One day, my wife, Jenny had just come home from being with a friend. The friend was going through a very emotional time, and while Jenny was trying to be encouraging to her, the friend felt hurt by a misinterpreted action on Jenny’s part. If you know Jenny, you know that hurting someone’s feelings is the LAST thing she thinks of doing. Even that is a misstatement – she NEVER thinks of hurting someone’s feelings. This situation made her in turn feel hurt and frustrated. When she came home, she started telling me what happened, while at the same time trying to take off her knee-high boots. Taking off knee-high boots is never quick, and it doesn’t become easier when you are trying to do it in an emotional state of mind. So her monologue went something like this: “Why is it – (PULL) – so hard – (YANK) – to be someone’s friend (STRETCH) when all I’m trying to do – (JERK) – is be nice! Why is it so (TUG) hard!” As the last boot came off, she fell sobbing into my arms.

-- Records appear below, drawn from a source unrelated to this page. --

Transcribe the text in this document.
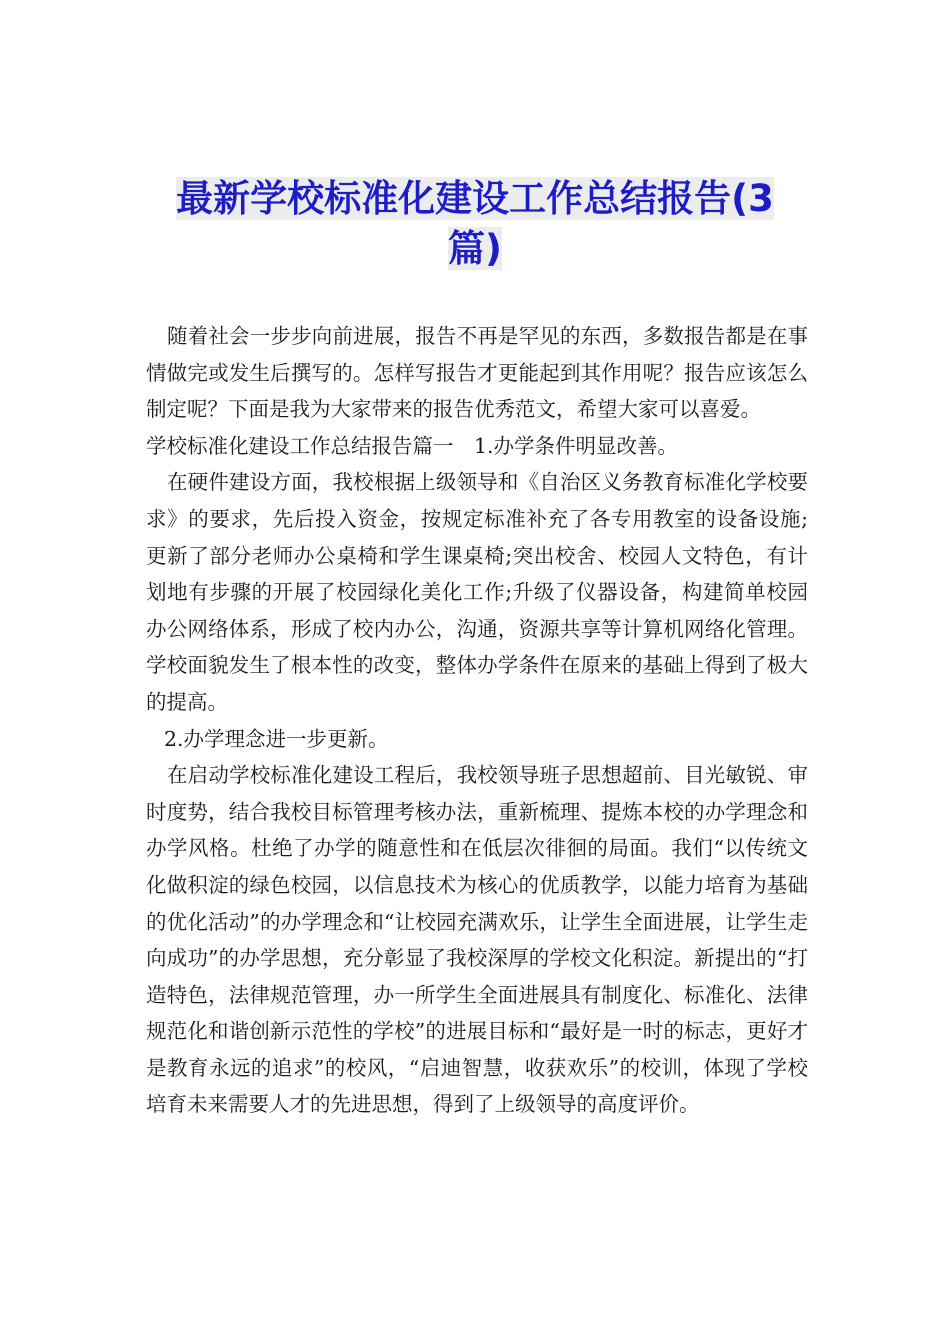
最新学校标准化建设工作总结报告(3
篇)

随着社会一步步向前进展，报告不再是罕见的东西，多数报告都是在事情做完或发生后撰写的。怎样写报告才更能起到其作用呢？报告应该怎么制定呢？下面是我为大家带来的报告优秀范文，希望大家可以喜爱。

学校标准化建设工作总结报告篇一　1.办学条件明显改善。

在硬件建设方面，我校根据上级领导和《自治区义务教育标准化学校要求》的要求，先后投入资金，按规定标准补充了各专用教室的设备设施;更新了部分老师办公桌椅和学生课桌椅;突出校舍、校园人文特色，有计划地有步骤的开展了校园绿化美化工作;升级了仪器设备，构建简单校园办公网络体系，形成了校内办公，沟通，资源共享等计算机网络化管理。 学校面貌发生了根本性的改变，整体办学条件在原来的基础上得到了极大的提高。

2.办学理念进一步更新。

在启动学校标准化建设工程后，我校领导班子思想超前、目光敏锐、审时度势，结合我校目标管理考核办法，重新梳理、提炼本校的办学理念和办学风格。杜绝了办学的随意性和在低层次徘徊的局面。我们“以传统文化做积淀的绿色校园，以信息技术为核心的优质教学，以能力培育为基础的优化活动”的办学理念和“让校园充满欢乐，让学生全面进展，让学生走向成功”的办学思想，充分彰显了我校深厚的学校文化积淀。新提出的“打造特色，法律规范管理，办一所学生全面进展具有制度化、标准化、法律规范化和谐创新示范性的学校”的进展目标和“最好是一时的标志，更好才是教育永远的追求”的校风，“启迪智慧，收获欢乐”的校训，体现了学校培育未来需要人才的先进思想，得到了上级领导的高度评价。
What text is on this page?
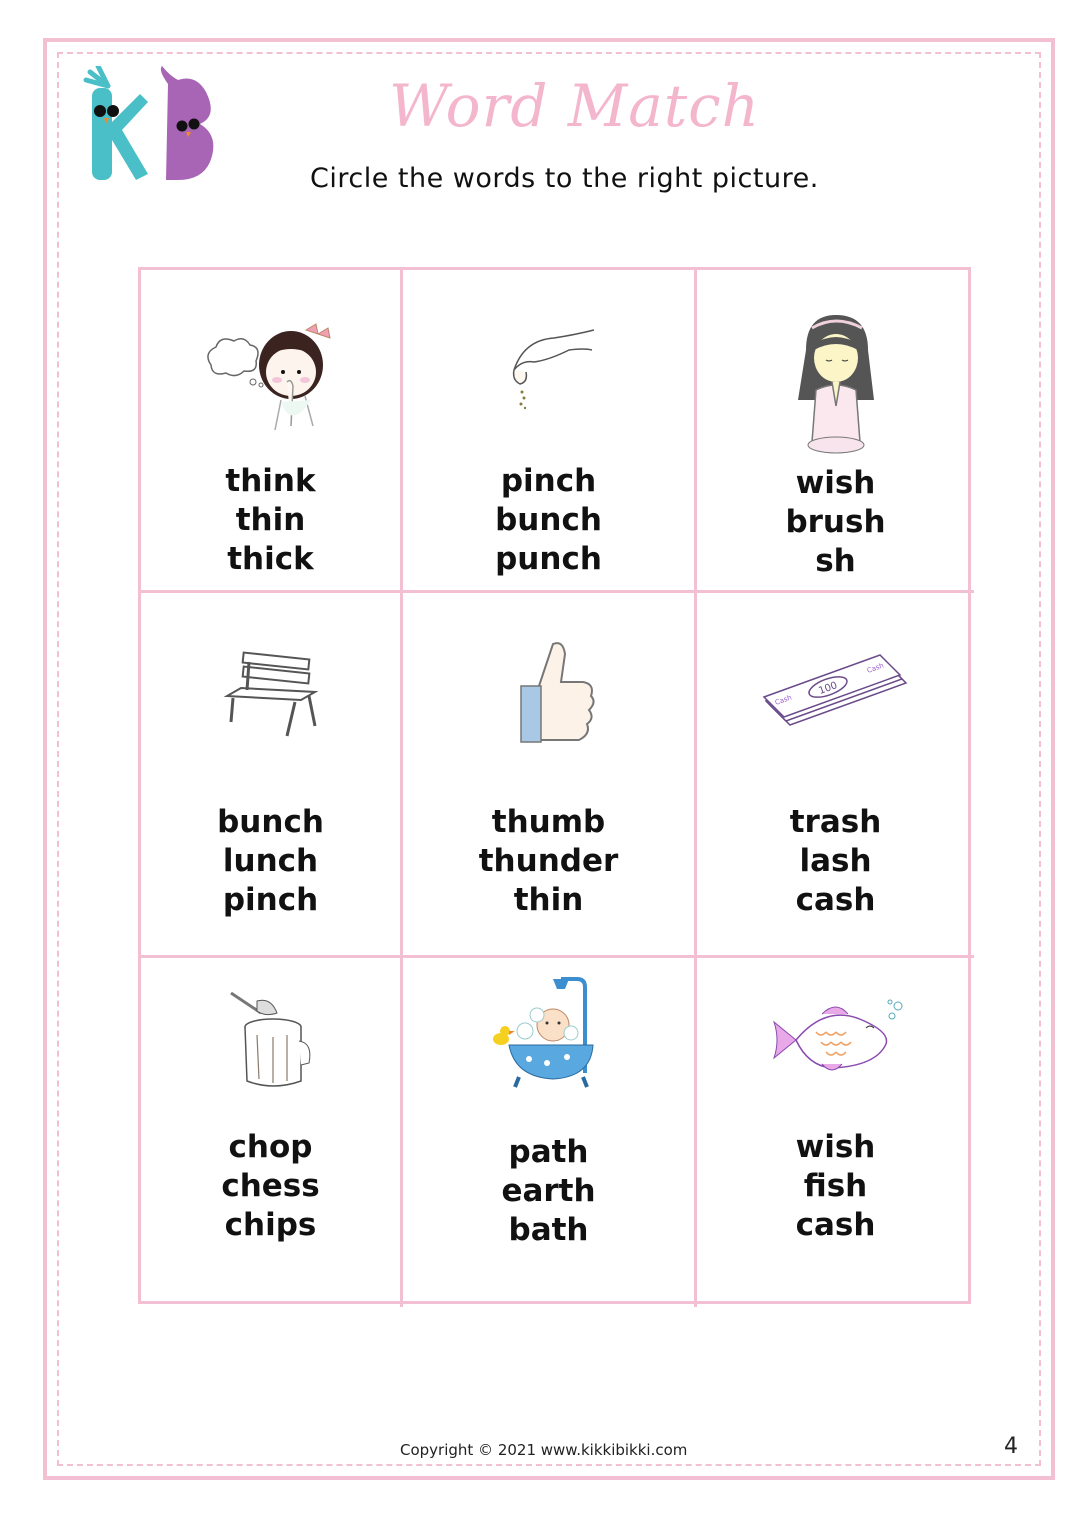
Word Match
Circle the words to the right picture.
think
thin
thick
pinch
bunch
punch
wish
brush
sh
bunch
lunch
pinch
thumb
thunder
thin
100
Cash
Cash
trash
lash
cash
chop
chess
chips
path
earth
bath
wish
fish
cash
Copyright © 2021 www.kikkibikki.com	4
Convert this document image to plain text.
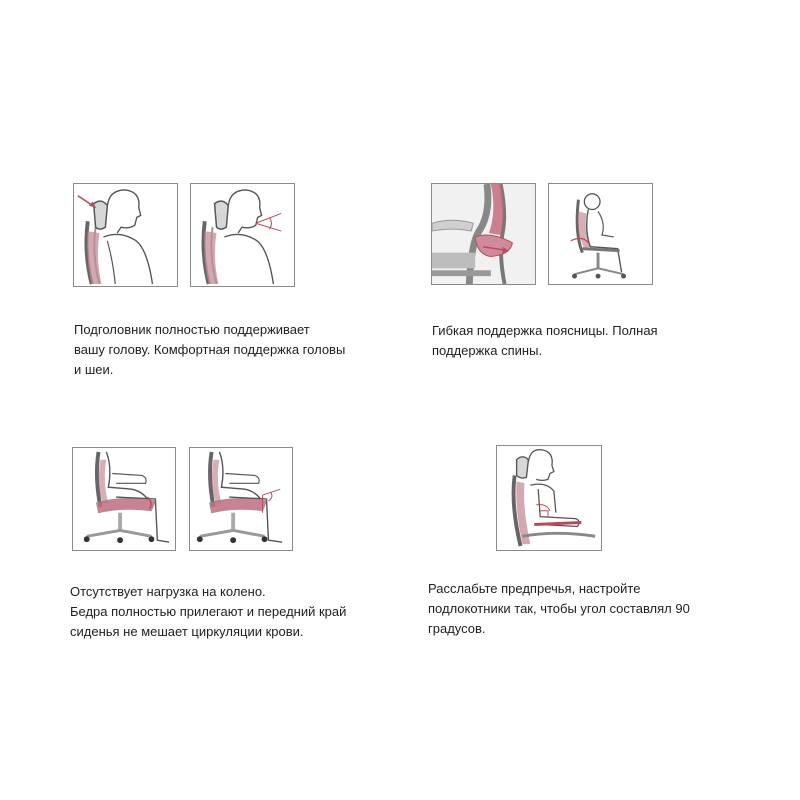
Подголовник полностью поддерживает
вашу голову. Комфортная поддержка головы
и шеи.
Гибкая поддержка поясницы. Полная
поддержка спины.
Отсутствует нагрузка на колено.
Бедра полностью прилегают и передний край
сиденья не мешает циркуляции крови.
Расслабьте предпречья, настройте
подлокотники так, чтобы угол составлял 90
градусов.
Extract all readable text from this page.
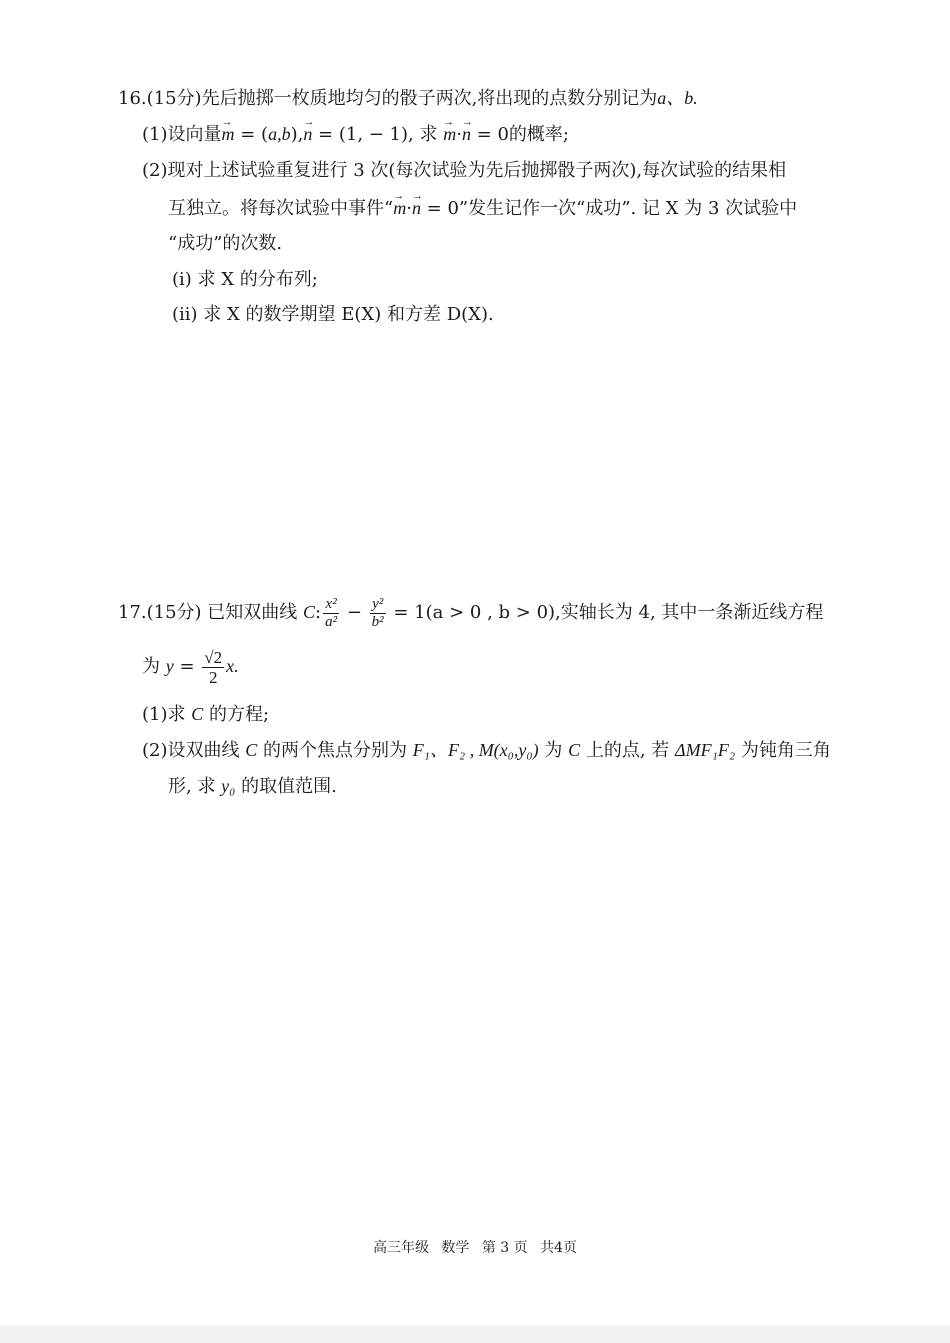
16.(15分)先后抛掷一枚质地均匀的骰子两次,将出现的点数分别记为a、b.
(1)设向量→ m = (a,b),→ n = (1, − 1), 求 → m·→ n = 0的概率;
(2)现对上述试验重复进行 3 次(每次试验为先后抛掷骰子两次),每次试验的结果相
互独立。将每次试验中事件“→ m·→ n = 0”发生记作一次“成功”. 记 X 为 3 次试验中
“成功”的次数.
(i) 求 X 的分布列;
(ii) 求 X 的数学期望 E(X) 和方差 D(X).
17.(15分) 已知双曲线 C: $\frac{\text{x²}}{\text{a²}} - \frac{\text{y²}}{\text{b²}} = 1(a > 0$ , b > 0),实轴长为 4, 其中一条渐近线方程
为 $y = \frac{√2}{2} x$.
(1)求 C 的方程;
(2)设双曲线 C 的两个焦点分别为 F₁、F₂ , M(x₀,y₀) 为 C 上的点, 若 ΔMF₁F₂ 为钝角三角
形, 求 y₀ 的取值范围.
高三年级 数学 第 3 页 共4页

That was one of the heart-breakingly funny things I have ever seen in my life.
And life is often like that. In the midst of the highest drama, humor finds a way of popping out.
And so it goes with In Good Company. Drama? Comedy? Mainly drama, but the humor is natural, not forced.
And no, I will not give credence to the made-up-by-stupid-people word, dramedy. My spell-checker tells me it’s not a word. If it was a word, it would be describing a medicine you take for nausea, not a genre.
Dennis Quaid portrays on over-50 years old seller of ads at a sports magazine which is being taken over by a mega-company that seems to exist only to buy and sell other companies. He is demoted, given a 26 year old boss (Topher Grace), while at the same time dealing with his wife’s very unexpected pregnancy. And then his college age daughter (Scarlett Johansson) starts dating his new, young boss.
Paul Weitz, the director and writer, gives us a beautiful script that gives us the unexpected. But he also perfectly shows us the character’s feelings using the camera, not just the script. There’s a great scene where as Topher Grace’s wife is leaving him, his heartbeat is amplified to emphasize his heartbreak, but then it seems the heartbeat is really that of Dennis Quad’s unborn child, which is a precursor to Quaid’s arrhythmia attack as his situation sinks in. Beautiful. And if as you’re watching the movie, you think you can tell how it’s going to end, forget it. The ending manages to be satisfying and atypical at the same time.
So if you look at the cover of the DVD, and see the review quote “A Winning Comedy”, don’t be fooled. You can bet your boots, this movie is so much more than that.